Typical of the unchallenged statements is the one below, from State Senate candidate Laura Woods from KLZ 560-AM's Wake Up with Randy Corporon June 2. Waters is fighting Lang Sias in a State Senate primary Tuesday to take on Democrat Rachel Zenzinger.

State Senate Candidate Laura Woods: I am a believer in empowering teachers. I want teachers to be empowered to use the skills that they’ve been given to teach our kids, and mold and shape creative geniuses to come out of our schools. For that to happen, we need to get Common Core out of our schools. I’m in favor of parental choice where school is concerned. I would be very much in favor of a voucher system for schools. And I would support private school, home school, charter school, public school, across the board, evenly, so that parents have the choice in whatever they choose, their kids get the best education possible.

Listen to Laura Woods on KLZ 6.2.14

Her words flow over the airwaves free from any resistance from critical thought.

Here's a Politico article that Corporon can save in his pocket and pull out next time he has Woods or another voucher lover on his show. Titled, "Vouchers Don't Do Much for Students," the article provides a good national glimpse at the problems with vouchers.

But behind the outrage is an inconvenient truth: Taxpayers across the U.S. will soon be spending $1 billion a year to help families pay private school tuition — and there’s little evidence that the investment yields academic gains.

4 Community Comments, Facebook Comments

  1. dwyer says:

    Jason,

    Do you ever try to call in and ask these questions directly?

  2. FrankUnderwood says:

    Now if only good God-fearing, (fertilized) egg loving, homo hating, gun-toting, white Anglo Saxon Christian men and their submissive wives could redeem those school vouchers at gun shows, all would be well.

  3. Republican 36 says:

    Ms. Woods views on the Common Core standards are off base and without foundation. She will tell everyone that the Common Core is a federal government plot to take over our K-12 school system. The truth is about 45 states banded together to develope and support the Common Core standards. The standards were not developed at the behest of the Obama administraiton or any of the federal executive agencies. One of the primary pruposes of the standards is to insure colleges and universities know what they are getting when a student applies for admission from high school. For example, if a student at Denver East High School applies to Duke University and the applicant has been met the common core standards, Duke knows what they are getting. 
    The standards are a practical way to insure students meet a certain benchmark of knowledge for their coming life and it gives institutions of higher education a yardstick to judge prospective freshmen. The conservative paranoia over the standards is just another one of their conspiracy theories that has nothing to support it.

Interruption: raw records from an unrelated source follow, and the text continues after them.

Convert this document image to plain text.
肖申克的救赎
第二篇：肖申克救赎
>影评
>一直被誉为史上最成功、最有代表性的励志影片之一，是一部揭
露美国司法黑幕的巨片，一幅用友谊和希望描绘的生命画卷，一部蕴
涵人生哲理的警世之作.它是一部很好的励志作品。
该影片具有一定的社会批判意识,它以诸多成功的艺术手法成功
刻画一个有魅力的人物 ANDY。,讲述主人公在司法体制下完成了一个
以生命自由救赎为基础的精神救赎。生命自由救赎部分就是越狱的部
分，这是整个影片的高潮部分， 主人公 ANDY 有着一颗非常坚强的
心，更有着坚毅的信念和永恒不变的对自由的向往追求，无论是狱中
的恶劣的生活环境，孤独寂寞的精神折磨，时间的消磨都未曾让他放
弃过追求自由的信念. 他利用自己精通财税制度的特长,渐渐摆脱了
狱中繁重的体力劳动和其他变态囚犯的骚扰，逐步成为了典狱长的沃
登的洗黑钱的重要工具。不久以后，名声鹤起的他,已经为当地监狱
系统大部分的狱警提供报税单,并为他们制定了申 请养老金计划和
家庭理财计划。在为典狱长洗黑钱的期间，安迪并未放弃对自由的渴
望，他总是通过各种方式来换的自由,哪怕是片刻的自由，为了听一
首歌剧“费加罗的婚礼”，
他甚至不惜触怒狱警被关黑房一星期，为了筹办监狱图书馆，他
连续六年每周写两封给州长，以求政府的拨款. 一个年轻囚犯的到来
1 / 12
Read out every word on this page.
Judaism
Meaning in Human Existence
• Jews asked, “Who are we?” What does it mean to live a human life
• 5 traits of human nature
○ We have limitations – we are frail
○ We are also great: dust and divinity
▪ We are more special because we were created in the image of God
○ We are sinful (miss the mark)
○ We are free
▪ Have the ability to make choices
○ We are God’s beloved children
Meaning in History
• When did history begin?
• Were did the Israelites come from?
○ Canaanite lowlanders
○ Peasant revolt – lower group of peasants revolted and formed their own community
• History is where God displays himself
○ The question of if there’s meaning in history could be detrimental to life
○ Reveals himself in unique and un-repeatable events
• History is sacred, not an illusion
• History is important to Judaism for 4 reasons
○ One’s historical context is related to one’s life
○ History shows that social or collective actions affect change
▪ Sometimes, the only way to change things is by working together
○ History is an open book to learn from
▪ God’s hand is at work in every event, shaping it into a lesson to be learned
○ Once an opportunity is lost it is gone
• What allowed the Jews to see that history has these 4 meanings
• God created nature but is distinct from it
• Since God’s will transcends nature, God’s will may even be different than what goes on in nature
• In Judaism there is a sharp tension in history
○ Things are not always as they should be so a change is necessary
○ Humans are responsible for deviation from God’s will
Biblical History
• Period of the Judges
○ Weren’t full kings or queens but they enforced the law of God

    • SayingItLikeItIs says:

      The truth is about 45 states banded together to develope and support the Common Core standards. - 

      Kind of . . . governers with a push from private foundations decided to start working together on common standards. 

      One of the primary pruposes of the standards is to insure colleges and universities know what they are getting when a student applies for admission from high school.

      Schools already had the SAT and ACT for most of this. The biggest challenge was not having writing on those tests. 

      Don't get me wrong, the standards aren't the issue to me. My issue is how will the standards be used? Who is making money off of them (testing companies, curriculum development, technology complanies, etc.) and to what beneft? The last is using high-stakes tests (part of Common Core or not) being used to evaluate teachers when evidence is clear is that students' scores is not a valid indicator of teacher effectiveness.